La recuperación del pasado, en Masoliver Ródenas resulta una cuestión nuclear en su obra literaria, ahí tenemos ejemplos como el de 2002 con el poemario titulado La memoria sin tregua; y siempre se agradece que no haya esa pátina de melancolía quejumbrosa, ni se vaya a pasadas tierras arcádicas, ni tampoco se edulcore lo narrado pasajero. El tiempo detenido de esta escritura se concreta en un flujo personal «desenvuelto a la vez que reservado y displicente, atractivo, ambicioso y descreído a un mismo tiempo», como comentaba José Manuel Benítez Ariza en relación con Desde mi celda. Relojes parados en cristales fluyentes: lo voluble del recuerdo junta lo real y lo irreal, lo ficticio y lo verdadero. Consumar la experiencia de la memoria e ir reescribiendo el origen para poder llegar a donde se quiso huir. ¿Contradicciones? Sí, Masoliver Ródenas no rehúye tampoco ninguna clase de tiranteces y sus extremos (particiones de una identidad hasta llegar a sus antagonismos), cuestión que nos gratifica ante tan literatura empalagosa, mansa y cursi. El lector debe buscar esas puntas, tiene que hacerse con ella, merece la pena buscar y encontrar los destellos reflexivos de estas memorias.
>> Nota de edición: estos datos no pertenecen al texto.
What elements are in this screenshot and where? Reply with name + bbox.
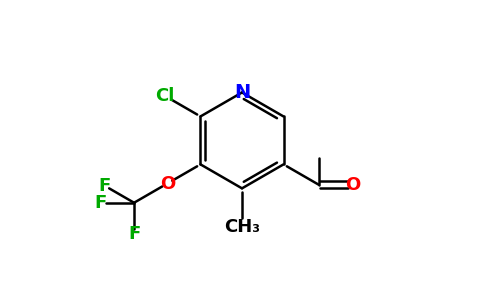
Text: Cl: Cl xyxy=(155,87,175,105)
Text: F: F xyxy=(128,225,140,243)
Text: CH₃: CH₃ xyxy=(224,218,260,236)
Text: N: N xyxy=(234,83,250,102)
Text: O: O xyxy=(160,175,175,193)
Text: F: F xyxy=(94,194,106,212)
Text: F: F xyxy=(99,177,111,195)
Text: O: O xyxy=(345,176,360,194)
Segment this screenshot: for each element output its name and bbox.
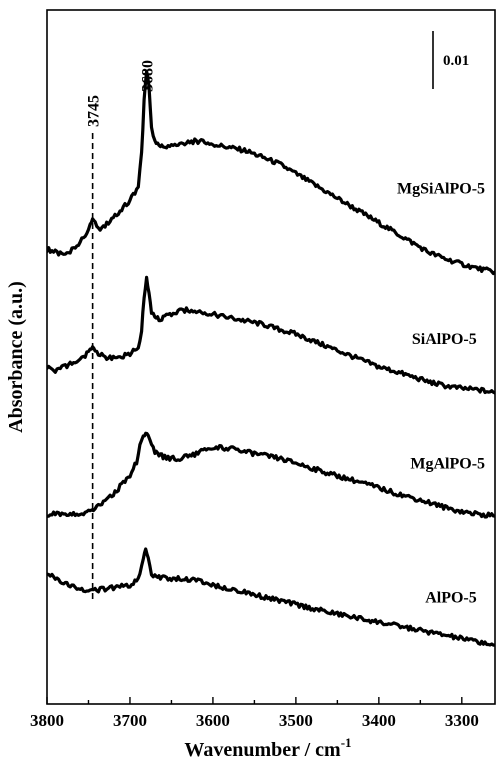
series-label-mgsialpo-5: MgSiAlPO-5 (397, 180, 485, 197)
x-tick-label-3700: 3700 (113, 711, 147, 730)
reference-line-label-3745: 3745 (86, 95, 103, 127)
series-line-sialpo-5 (47, 275, 495, 395)
series-label-sialpo-5: SiAlPO-5 (412, 331, 477, 348)
peak-label-3680: 3680 (140, 60, 157, 92)
scale-bar-label: 0.01 (443, 53, 469, 69)
y-axis-label: Absorbance (a.u.) (5, 281, 27, 433)
series-line-mgalpo-5 (47, 431, 495, 519)
x-tick-label-3400: 3400 (362, 711, 396, 730)
x-axis-label-text: Wavenumber / cm (184, 739, 341, 761)
x-tick-label-3300: 3300 (445, 711, 479, 730)
x-axis-label-superscript: -1 (341, 735, 352, 750)
series-line-mgsialpo-5 (47, 69, 495, 276)
x-tick-label-3600: 3600 (196, 711, 230, 730)
series-label-mgalpo-5: MgAlPO-5 (410, 455, 485, 472)
plot-frame (46, 9, 496, 705)
x-tick-label-3800: 3800 (30, 711, 64, 730)
x-axis-label: Wavenumber / cm-1 (184, 735, 351, 761)
series-label-alpo-5: AlPO-5 (425, 590, 477, 607)
x-tick-label-3500: 3500 (279, 711, 313, 730)
series-line-alpo-5 (47, 547, 495, 647)
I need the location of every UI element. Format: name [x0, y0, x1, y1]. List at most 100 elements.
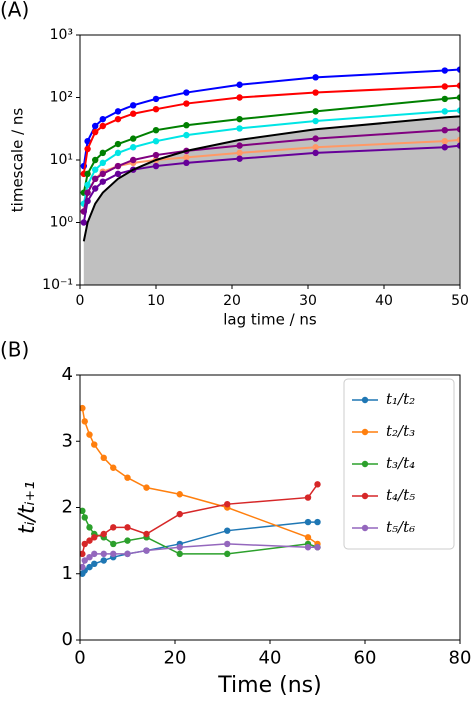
point [236, 115, 243, 123]
point [110, 464, 117, 471]
point [91, 550, 98, 558]
point [143, 530, 150, 538]
point [91, 534, 98, 541]
x-axis-label: lag time / ns [223, 311, 317, 329]
point [312, 144, 319, 151]
x-tick-label: 30 [299, 293, 317, 309]
x-tick-label: 60 [354, 648, 377, 669]
point [92, 185, 99, 192]
point [110, 540, 117, 548]
y-tick-label: 1 [62, 563, 73, 584]
point [143, 484, 150, 491]
point [152, 105, 160, 113]
point [456, 126, 460, 133]
point [441, 83, 448, 90]
point [224, 550, 231, 558]
x-tick-label: 10 [147, 293, 165, 309]
point [110, 524, 117, 531]
point [80, 404, 86, 412]
point [314, 544, 321, 551]
point [84, 189, 91, 196]
point [84, 197, 91, 205]
point [86, 553, 93, 561]
y-axis-label: tᵢ/tᵢ₊₁ [15, 481, 40, 534]
series-line [81, 510, 318, 555]
point [100, 454, 107, 462]
point [84, 181, 91, 189]
legend-frame [343, 378, 455, 550]
point [81, 514, 88, 521]
point [176, 544, 183, 551]
point [80, 507, 86, 515]
legend-label: t₂/t₃ [386, 422, 415, 440]
x-axis-label: Time (ns) [217, 673, 321, 698]
point [312, 108, 319, 115]
point [312, 74, 319, 81]
point [92, 128, 99, 136]
point [91, 560, 98, 568]
legend-marker [361, 460, 369, 468]
point [80, 550, 86, 558]
legend-label: t₅/t₆ [386, 518, 415, 536]
point [236, 125, 243, 132]
point [124, 474, 131, 481]
x-tick-label: 0 [74, 648, 85, 669]
point [441, 95, 448, 103]
point [236, 94, 243, 101]
y-tick-label: 10⁻¹ [42, 277, 73, 293]
point [224, 540, 231, 548]
point [130, 110, 137, 117]
fill-region [83, 116, 460, 285]
point [124, 524, 131, 531]
point [84, 137, 91, 145]
point [152, 137, 160, 145]
point [99, 122, 107, 130]
point [124, 550, 131, 558]
point [224, 527, 231, 534]
point [304, 518, 312, 526]
y-tick-label: 10² [50, 90, 73, 106]
x-tick-label: 20 [164, 648, 187, 669]
point [99, 178, 107, 185]
point [312, 89, 319, 96]
point [114, 108, 122, 115]
legend-marker [361, 492, 369, 500]
plot-area [80, 66, 460, 285]
point [183, 122, 190, 129]
point [91, 441, 98, 448]
point [86, 524, 93, 531]
panel-label: (A) [0, 0, 29, 22]
point [86, 537, 93, 544]
point [456, 94, 460, 101]
point [456, 82, 460, 89]
point [176, 510, 183, 518]
point [304, 534, 312, 541]
x-tick-label: 40 [259, 648, 282, 669]
point [456, 142, 460, 149]
point [92, 122, 99, 130]
point [81, 418, 88, 425]
point [312, 149, 319, 157]
point [114, 149, 122, 157]
point [86, 431, 93, 438]
point [236, 81, 243, 88]
point [314, 481, 321, 488]
point [80, 219, 88, 226]
x-tick-label: 40 [375, 293, 393, 309]
point [100, 530, 107, 538]
point [304, 494, 312, 501]
point [92, 166, 99, 173]
legend-marker [361, 524, 369, 532]
point [224, 500, 231, 508]
point [124, 537, 131, 544]
point [80, 563, 86, 571]
point [99, 149, 107, 157]
point [441, 108, 448, 115]
series-line [82, 115, 460, 242]
point [441, 67, 448, 74]
point [456, 136, 460, 144]
point [130, 135, 137, 142]
y-tick-label: 4 [62, 364, 73, 385]
point [130, 102, 137, 109]
point [92, 175, 99, 183]
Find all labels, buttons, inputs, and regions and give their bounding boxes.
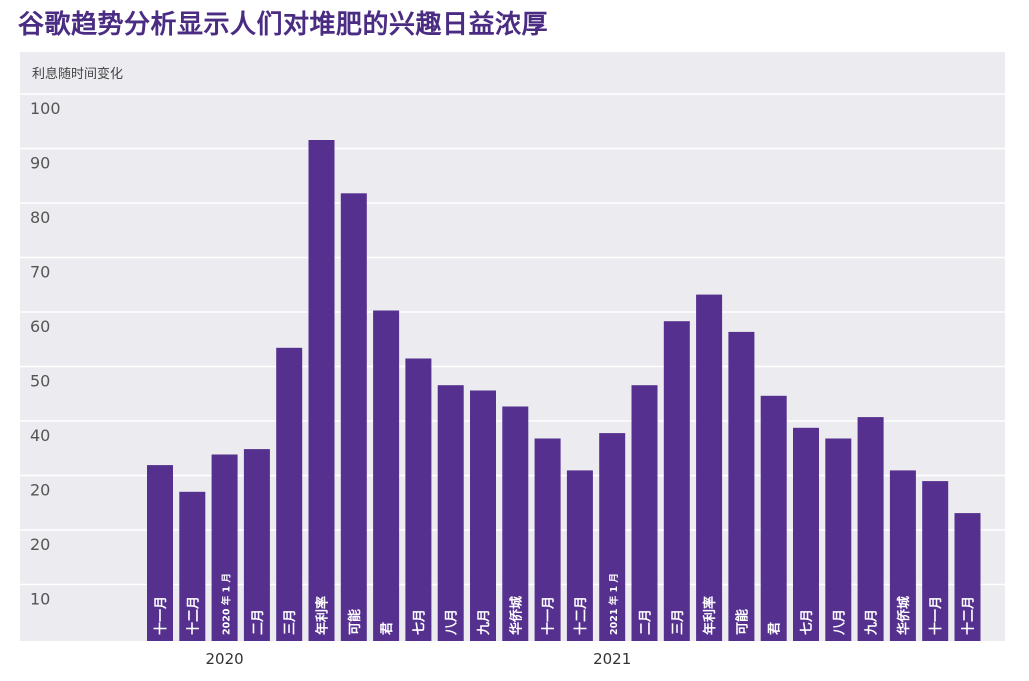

Por mi parte, tan sólo puedo decir, desde la invitación hacia otros lares, que este hecho también se oficia de otra manera en Retiro lo escrito, Beatriz Miami y La puerta del inglés; narrativa que busca asimismo la ricordanza, en su modo de fragmento y diario: construcciones del yo que reflejan las diferentes travesías de su existencia. En estas memorias de Desde mi celda, el lector no encontrará mitificaciones de la infancia o la juventud, tampoco pagos o gratificaciones a diestro y siniestro, lo que podrá hallar son preguntas indirectas con las que yo me he topado, por ejemplo: Cuando se terminan de escribir unas memorias ¿ya se ha dilucidado aquello que era invención de lo verdadero? Y a raíz de este interrogante, surgen otras cuestiones (algunas dudas): ¿serán una mezcla de manifestación memorialística y ficción en sazón? Y al intentar responderme, llegan estos versos de Masoliver Ródenas en oportuno recordatorio y cierre: «El tiempo que se fue / no es pasado, / sino presente en ruinas, / dolor acumulado, / en las simas de la existencia».